Il n’y a pas d’échéance quant à la mise en place de formations qualifiantes. Il en existe à Forest qui compte 140 personnes en formation et à Berkendael. C’est évidemment plus compliqué à Saint-Gilles étant donné ses infrastructures et sa population en détention préventive. Il y a en effet un turn over important parmi les détenus et donc des difficultés de s’investir dans une formation qui prend un certain temps.

La Cellmade consent des efforts pour généraliser et diversifier l’offre de travail et celle des formations qualifiantes en prison, en collaboration avec les Communautés. Je partage vos considérations concernant la rémunération qui reste trop faible pour être attractive mais je n’ai pas encore trouvé assez de soutien pour y remédier.
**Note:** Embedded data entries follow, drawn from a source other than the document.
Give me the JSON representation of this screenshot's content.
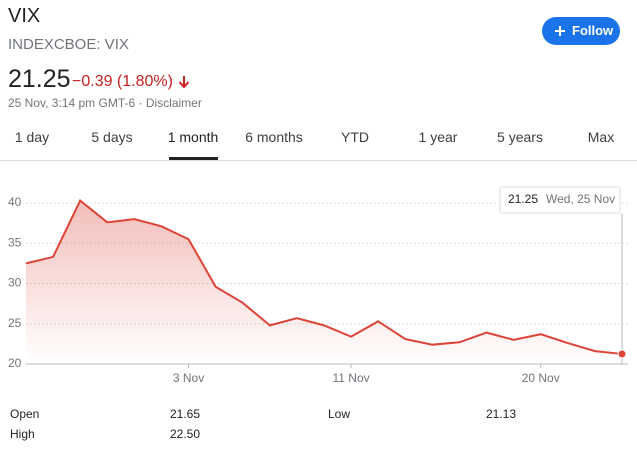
{
  "header": {
    "title": "VIX",
    "subtitle": "INDEXCBOE: VIX",
    "follow": "Follow"
  },
  "quote": {
    "price": "21.25",
    "change": "−0.39 (1.80%)",
    "timestamp": "25 Nov, 3:14 pm GMT-6",
    "disclaimer": "Disclaimer"
  },
  "tabs": [
    "1 day",
    "5 days",
    "1 month",
    "6 months",
    "YTD",
    "1 year",
    "5 years",
    "Max"
  ],
  "chart_data": {
    "type": "area-line",
    "categories": [
      null,
      null,
      null,
      null,
      null,
      null,
      "3 Nov",
      null,
      null,
      null,
      null,
      null,
      "11 Nov",
      null,
      null,
      null,
      null,
      null,
      null,
      "20 Nov",
      null,
      null,
      null
    ],
    "values": [
      32.5,
      33.3,
      40.3,
      37.6,
      38.0,
      37.1,
      35.5,
      29.6,
      27.6,
      24.8,
      25.7,
      24.8,
      23.4,
      25.3,
      23.1,
      22.4,
      22.7,
      23.9,
      23.0,
      23.7,
      22.6,
      21.6,
      21.25
    ],
    "color": "#db4437",
    "ylim": [
      20,
      40
    ],
    "yticks": [
      20,
      25,
      30,
      35,
      40
    ],
    "grid": true,
    "tooltip_date": "Wed, 25 Nov"
  },
  "stats": [
    [
      "Open",
      "21.65"
    ],
    [
      "High",
      "22.50"
    ],
    [
      "Low",
      "21.13"
    ]
  ]
}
Sophie Rohonyi (DéFI): Monsieur le ministre, merci pour vos réponses. J’entends que le problème qui nous a été soumis lors de nos visites dans les prisons bruxelloises concerne en fait l’ensemble de nos prisons. Nous devons donc tous nous en préoccuper et le prendre à bras-le-corps. En effet, il est inacceptable que ces listes d’attente s’observent dans toutes les prisons et que l’offre ne rencontre pas la demande, alors que l’on sait très bien le rôle que joue cette formation dans l’objectif que nous devons tous poursuivre, à savoir la réinsertion des détenus.

J’entends la difficulté issue du turn over chez les détenus, de par le statut de maison d’arrêt de la prison de Saint-Gilles. Mais cela ne doit pas constituer une excuse pour priver ces détenus de leur droit à la formation, surtout qu’ils sont présumés innocents.

Je tiens par ailleurs à rappeler que ce droit à la formation est un droit fondamental qui est prévu dans la loi Dupont de 2005 et que nous devons absolument le concrétiser. Nous devons atteindre cet objectif. J’entends la volonté que vous exprimez et je vous appelle vraiment, vous et votre successeur, à travailler de concert avec les entités fédérées pour que ce droit soit vraiment pleinement concrétisé dans toutes nos prisons.